La serie inglesa de 2013 de impecable factura y fotografía, es una metáfora muy efectiva del empresariado actual.
Como toda mafia que logra institucionalizarse, una familia de inmigrantes construye y compite por territorio, compra policía, funcionarios, establece lazos de comercio internacional y llega al escenario político con el objeto de defender y extender su imperio.
Es redundante observar que esos negocios se basan en la explotación de vicios y debilidades humanas delimitadas por la religión, la moral media dominante y/o la propia lógica de designar enemigos comunes para sociedades de alta conflictividad de clase. Y a más desigualdad, mayor violencia.
Lo que enriquece la trama es el cruce de grupos guerrilleros del IRA (ejército republicano irlandés-pro independentista), otras minorías inmigrantes (judíos, italianos, entre ellos) competidoras, las internas del poder (surgimiento de fascismo de Mosley frente al conservadorismo de los Churchill). Jugar en esos tableros sangrientos pone a prueba constantemente la habilidad de construir otra empresa criminal en un mar de tiburones y conflictos.
Pongo el acento en un aspecto de esta serie, más allá de delinear la saga de un personaje carismático: Suerte de macho alfa inter pares con capacidad de conducción. Podemos observar cómo capitaliza su aprendizaje blindado de sobrevivir en el caos aleatorio de la guerra, los lazos de hermandad en la trinchera, la identidad gitana y sus lealtades étnico – culturales de minoría tolerada en una sociedad formalmente tradicional y reaccionaria, pero profundamente amoral como la posvictoriana de los años 20 del siglo pasado. Genera respeto y temor ganado a base de muertes y enriquecimiento ilícito. Nada que ver con nuestros empresarios desde la dictadura hasta acá, concentrando riqueza y empresas de secuestrados o desparecidos, contratos y subsidios del Estado…
No hay muchas diferencias en los criterios de acción del poder establecido y el emergente, sólo una distinción de eficacias y habilidad táctica frente al azar bélico. Allá nadie sabe qué bomba tiene su nombre. Aquí, las ganancias y los sobres garantizan el camino de la impunidad.
En nuestro rincón de la injusticia, las cámaras omnipresentes exponen nuestros movimientos, los celulares nos ubican y los espías analizan esa info para preparar carpetas (y posteriores carpetazos).
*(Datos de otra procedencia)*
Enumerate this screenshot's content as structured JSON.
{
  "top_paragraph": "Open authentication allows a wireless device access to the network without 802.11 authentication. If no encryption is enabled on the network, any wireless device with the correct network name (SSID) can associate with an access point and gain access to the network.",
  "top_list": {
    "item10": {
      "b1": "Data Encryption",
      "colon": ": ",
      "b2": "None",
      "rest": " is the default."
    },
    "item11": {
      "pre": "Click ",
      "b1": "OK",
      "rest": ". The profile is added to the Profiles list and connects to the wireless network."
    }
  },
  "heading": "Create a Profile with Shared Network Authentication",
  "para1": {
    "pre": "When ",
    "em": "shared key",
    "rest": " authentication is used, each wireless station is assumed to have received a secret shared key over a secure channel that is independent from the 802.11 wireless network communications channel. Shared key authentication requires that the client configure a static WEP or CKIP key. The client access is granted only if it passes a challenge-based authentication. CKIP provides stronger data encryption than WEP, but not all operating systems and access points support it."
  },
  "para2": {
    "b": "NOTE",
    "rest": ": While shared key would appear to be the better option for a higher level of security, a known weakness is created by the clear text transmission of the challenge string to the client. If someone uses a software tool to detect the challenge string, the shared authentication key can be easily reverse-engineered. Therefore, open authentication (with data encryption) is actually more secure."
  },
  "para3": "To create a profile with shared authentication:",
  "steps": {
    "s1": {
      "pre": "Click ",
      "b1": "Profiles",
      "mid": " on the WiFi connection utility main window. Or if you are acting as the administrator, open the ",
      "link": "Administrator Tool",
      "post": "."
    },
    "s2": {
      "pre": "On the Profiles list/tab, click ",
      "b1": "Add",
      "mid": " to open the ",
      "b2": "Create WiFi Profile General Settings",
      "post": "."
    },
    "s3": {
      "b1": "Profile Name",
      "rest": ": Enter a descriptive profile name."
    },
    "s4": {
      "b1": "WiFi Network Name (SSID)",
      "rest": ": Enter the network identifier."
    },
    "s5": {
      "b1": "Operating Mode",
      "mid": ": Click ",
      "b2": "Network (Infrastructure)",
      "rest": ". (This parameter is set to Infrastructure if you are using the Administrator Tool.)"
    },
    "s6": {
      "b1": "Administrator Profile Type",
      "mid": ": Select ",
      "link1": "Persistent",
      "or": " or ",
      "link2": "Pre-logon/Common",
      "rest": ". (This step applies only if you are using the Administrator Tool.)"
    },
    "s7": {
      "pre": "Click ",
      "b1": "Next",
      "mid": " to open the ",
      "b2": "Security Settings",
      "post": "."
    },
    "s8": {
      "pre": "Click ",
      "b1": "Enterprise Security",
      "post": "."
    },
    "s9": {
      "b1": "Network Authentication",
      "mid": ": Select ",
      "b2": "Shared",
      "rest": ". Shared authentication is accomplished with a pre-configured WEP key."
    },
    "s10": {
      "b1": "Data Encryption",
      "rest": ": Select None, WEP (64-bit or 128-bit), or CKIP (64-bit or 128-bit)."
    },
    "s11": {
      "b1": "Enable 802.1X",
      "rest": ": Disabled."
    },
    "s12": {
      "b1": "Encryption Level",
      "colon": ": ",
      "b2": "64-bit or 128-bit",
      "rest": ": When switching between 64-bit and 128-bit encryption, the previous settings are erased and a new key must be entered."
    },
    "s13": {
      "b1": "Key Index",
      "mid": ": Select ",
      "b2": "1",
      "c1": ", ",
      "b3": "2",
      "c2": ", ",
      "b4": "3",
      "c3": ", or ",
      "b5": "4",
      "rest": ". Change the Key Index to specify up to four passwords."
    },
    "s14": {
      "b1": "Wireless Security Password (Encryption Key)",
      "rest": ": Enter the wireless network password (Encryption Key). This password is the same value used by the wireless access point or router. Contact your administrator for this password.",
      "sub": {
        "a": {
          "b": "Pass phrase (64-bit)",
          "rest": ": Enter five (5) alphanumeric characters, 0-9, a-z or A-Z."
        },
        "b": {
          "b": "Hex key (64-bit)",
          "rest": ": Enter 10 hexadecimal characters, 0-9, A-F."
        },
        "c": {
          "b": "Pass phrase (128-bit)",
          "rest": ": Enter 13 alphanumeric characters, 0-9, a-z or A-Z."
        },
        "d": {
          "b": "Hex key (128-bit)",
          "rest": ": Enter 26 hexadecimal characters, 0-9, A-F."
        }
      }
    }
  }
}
Mauricio no necesita gorras con hojas de afeitar.
Una sociedad que pone como objeto de adoración al dólar y a los ganadores de la carrera por el enriquecimiento rápido, produce narcos, criminales y contrabandistas, pícaros que hacen plata pisando las cabezas necesarias con la adhesión eventual y entusiasta de los pisados, deseosos de convertirse en tales pero sin audacia suficiente. Los exitosos conducen monopolios, los perdedores, como mucho se exilian o subordinan.
El algoritmo (base para diseñar programas de convencimiento colectivo) refuerza esta tendencia de dominación de mayorías, imprimiendo desde el celular o cualquier pantalla miles de veces por día hasta que los confundan con el paisaje y consideren a ese estado de situación como algo natural. ¿Cuántas publicidades de objetos inservibles, superfluos, alimentos dañinos, modas… consumimos desde el vientre materno?
Y si llegan al poder político, coronarán la corrupción sobre todo un pueblo, al grito de “¡al ladrón!”, acusando a otros, algo tan viejo como los carteristas. Ahora se dice “ese es kirchnerista»
La batalla cultural es blanquear esa desigualdad estructural para convertirla en piedra cerebral. Algo tan común como acostumbrarnos a vivir en las cubiertas de tercera clase, anunciando botes para todos, mientras se hunde inexorablemente el país, y sabés que no hay salvavidas para vos ni tu entorno. Y en cada generación, reiniciar el ciclo de desigualdad y lucha por la supervivencia. Porque no hay proyecto u orgánica que trascienda el propio contrato.
La modernidad se hizo con tres consignas: Libertad-Igualdad-Fraternidad. Los que llegan arriba de la escalera sólo recuerdan la primera, pero desde 1789 no hay muchas salidas de estas tormentas anunciadas, inexorables, salvo invadir la primera clase obligando a sus ocupantes a aceptar la distribución… o caminar por la tabla rumbo al mar.
Creo que más de uno deberá aprender a nadar.